Já passa da hora de os técnicos agrícolas, agrônomos, zootecnistas, veterinários, engenheiros florestais e demais membros da inteligência rural, que prestam serviços aos agricultores e a outros elos da cadeia de produção rural, colocarem a mão na consciência e imprimirem velocidade ao processo de reversão desse quadro em que a distorção virou norma.
Ao gastar com “remédios” um quarto do que fatura, a lavoura brasileira se compara a um doente que, para se mover, precisa andar entubado. Tem futuro? Não. É possível reverter?
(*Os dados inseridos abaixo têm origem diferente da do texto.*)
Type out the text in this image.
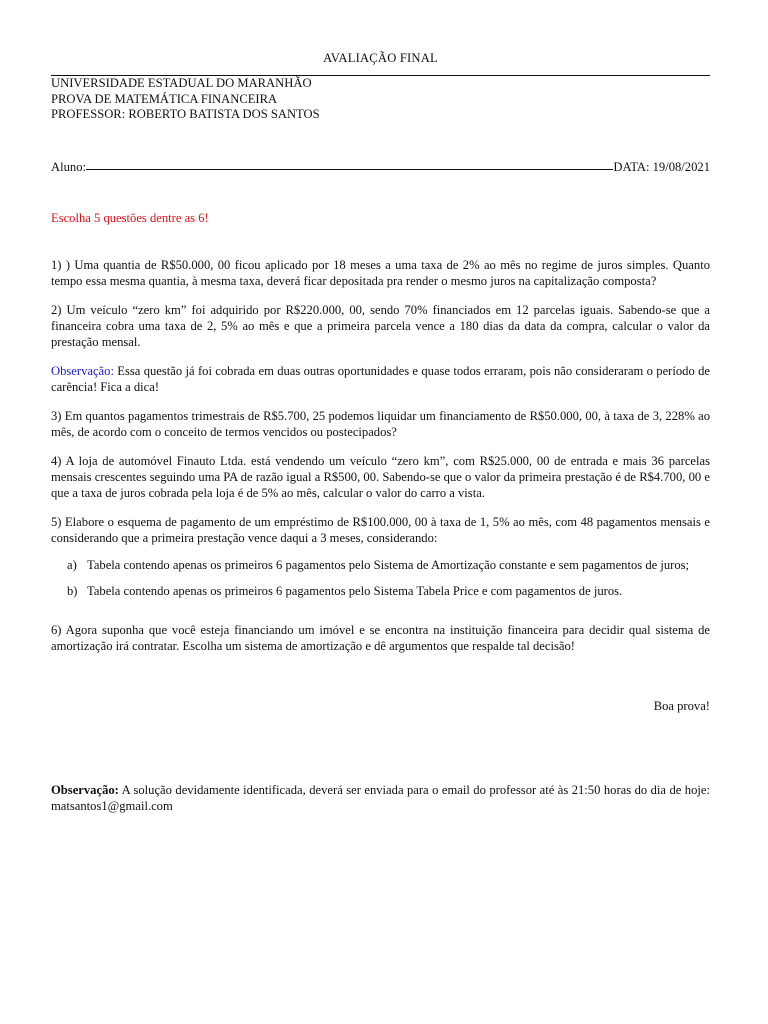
AVALIAÇÃO FINAL
UNIVERSIDADE ESTADUAL DO MARANHÃO
PROVA DE MATEMÁTICA FINANCEIRA
PROFESSOR: ROBERTO BATISTA DOS SANTOS
Aluno:	DATA: 19/08/2021
Escolha 5 questões dentre as 6!
1) ) Uma quantia de R$50.000, 00 ficou aplicado por 18 meses a uma taxa de 2% ao mês no regime de juros simples. Quanto tempo essa mesma quantia, à mesma taxa, deverá ficar depositada pra render o mesmo juros na capitalização composta?
2) Um veículo “zero km” foi adquirido por R$220.000, 00, sendo 70% financiados em 12 parcelas iguais. Sabendo-se que a financeira cobra uma taxa de 2, 5% ao mês e que a primeira parcela vence a 180 dias da data da compra, calcular o valor da prestação mensal.
Observação: Essa questão já foi cobrada em duas outras oportunidades e quase todos erraram, pois não consideraram o período de carência! Fica a dica!
3) Em quantos pagamentos trimestrais de R$5.700, 25 podemos liquidar um financiamento de R$50.000, 00, à taxa de 3, 228% ao mês, de acordo com o conceito de termos vencidos ou postecipados?
4) A loja de automóvel Finauto Ltda. está vendendo um veículo “zero km”, com R$25.000, 00 de entrada e mais 36 parcelas mensais crescentes seguindo uma PA de razão igual a R$500, 00. Sabendo-se que o valor da primeira prestação é de R$4.700, 00 e que a taxa de juros cobrada pela loja é de 5% ao mês, calcular o valor do carro a vista.
5) Elabore o esquema de pagamento de um empréstimo de R$100.000, 00 à taxa de 1, 5% ao mês, com 48 pagamentos mensais e considerando que a primeira prestação vence daqui a 3 meses, considerando:
a) Tabela contendo apenas os primeiros 6 pagamentos pelo Sistema de Amortização constante e sem pagamentos de juros;
b) Tabela contendo apenas os primeiros 6 pagamentos pelo Sistema Tabela Price e com pagamentos de juros.
6) Agora suponha que você esteja financiando um imóvel e se encontra na instituição financeira para decidir qual sistema de amortização irá contratar. Escolha um sistema de amortização e dê argumentos que respalde tal decisão!
Boa prova!
Observação: A solução devidamente identificada, deverá ser enviada para o email do professor até às 21:50 horas do dia de hoje: matsantos1@gmail.com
Sim, sem dúvida.
Está fazendo apenas vinte anos que a indústria química se apossou do segmento de sementes, impondo a cobrança de royalties para fornecer “matrizes” que, além de ser estéreis, “precisam” da cobertura de biocidas para produzir em terreno limpo. Sem venenos, os transgênicos não são viáveis. Entretanto, todo mundo se submeteu, com exceção de alguns produtores de sementes crioulas que fazem um admirável trabalho de resistência à erosão genética exercida de cima para baixo com a conivência de governantes submissos às regras do jogo. E que “jogo”!
O uso abusivo de venenos e similares é o maior sinal de que o Brasil agrícola não tem sanidade e logo/logo terá de encarar a necessidade de rever sua política agroambiental para deixar de lesar a saúde da sua população e comprometer gravemente a biodiversidade com a morte de insetos e aves, correndo ainda o risco econômico de perder encomendas dos importadores de alimentos.
Muitos países já não se dispõem a pagar por produtos agrícolas contaminados. A mídia não fala para “não prejudicar os negócios”, mas desde 2019 tem havido devolução de mel brasileiro por conter traços de agrotóxicos, especialmente glifosato. Não é culpa dos apicultores, mas dos produtores agrícolas que pulverizam suas plantações – principalmente de soja – com volumes insensatos de herbicidas, inseticidas e fungicidas.
A exploração consciente da lavoura, da pecuária e das florestas não tem como andar desconectada do abastecimento interno respeitoso e de exportações agrícolas criteriosas. Já não se pode continuar ignorando que o uso intensivo de agrotóxicos compromete a saúde dos consumidores e dos trabalhadores rurais.
Para voltar à racionalidade agrícola, é preciso adotar uma política ambiental amorosa – de respeito à Natureza. Cabe aqui lembrar o que escreveu o agrônomo José Lutzenberger no ato de fundação da Agapan, em 1971: “Nossa engenharia costuma procurar adaptar o ambiente à tecnologia, em vez de acomodar a tecnologia ao ambiente”.
É costume pensar que a tecnologia se caracteriza basicamente pelo uso intensivo de máquinas cada vez mais potentes e sofisticadas. Na realidade, a agricultura precisa essencialmente do manejo, conceito amplo que se caracteriza pelo uso não só das mãos, mas dos sentidos da visão, do olfato, do tato, do paladar e até – por que não? – do sexto sentido.
Em certo sentido, é preferível praticar uma agricultura com o uso intensivo de mão de obra e métodos naturais e/ou biológicos a depender de um sistema produtivo totalmente controlado por grandes indústrias multinacionais que, desde as sementes até os insumos químicos, prescrevem do começo ao fim um conjunto de procedimentos danosos para o meio ambiente. Um conjunto que tem como eixo o petróleo, matriz da poluição que vem alterando o clima da Terra. Até quando?
“Ficamos sem saídas. Somos reféns deles”, me disse há meses um agricultor do norte do Rio Grande do Sul. Não publico seu nome para não prejudicá-lo. Se o fizer, ele certamente sofrerá boicotes dos seus “parceiros tecnológicos” – os mesmos que se vangloriam de faturar R$ 101,7 bilhões por ano com a venda de “defensivos agrícolas”. Felizmente, é animador saber que esse agricultor, de médio porte, trabalha duro para se libertar do jugo perverso dos PhD – Profissionais habilitados em Defensivos.